Search code examples
sshslurm

Confused about SLURM: I SSH to a compute node with a private key, so how SLURM is able to access a compute node if I just add a name to slurm.conf?


I'm curious about understanding how slurmctld access to the compute nodes or send info to them. I'm setting up SLURM so is not fully functional yet.

Currently I SSH to the compute node with a private key, i.e, ssh -i mykey.pem compute-node01. To set SLURM, I just added the compute node name to slurm.conf (via slurmd -C). Then, I copied the munge.key and the slurm.conf to all nodes so they are the same. Currently, it is not working. I get munge credential not recognized. I wonder if it is because everytime I access to a node I must type ssh -i mykey.pem compute-node0X, i.e., I must use a private key to access to each node...
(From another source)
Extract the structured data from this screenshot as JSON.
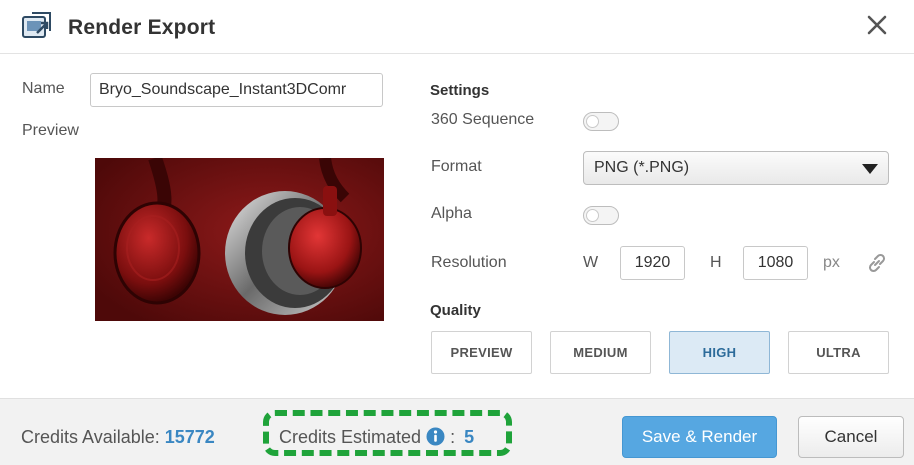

I have the following questions:

  • how does SLURM get access to the other nodes? I never registered any IP anywhere, I just added the node name using slurmd -C to slurm.conf, which according to me, doesn't say anything relevant to have a real connection. Is it because they share the munge.key and within this key there is some sort of ssh -i privatekey IP connection?
  • Is my SSH access with a key blocking SLURM and that's why I get credential not recognized?

Thanks


Solution

  • Slurm does not use SSH to communicate. Once the munge daemon and the slurmd daemon are up and running, the slurmd daemons communicate with the slurmctld daemon through Slurm-specific ports provided that

    • they share the same munge key
    • the server running slurmd is registered in the slurm.conf of the server running slurmctld.
    • the firewall does not block communications on slurm port (6818)

    The mykey.pem SSH key is related to your user account, not to Slurm.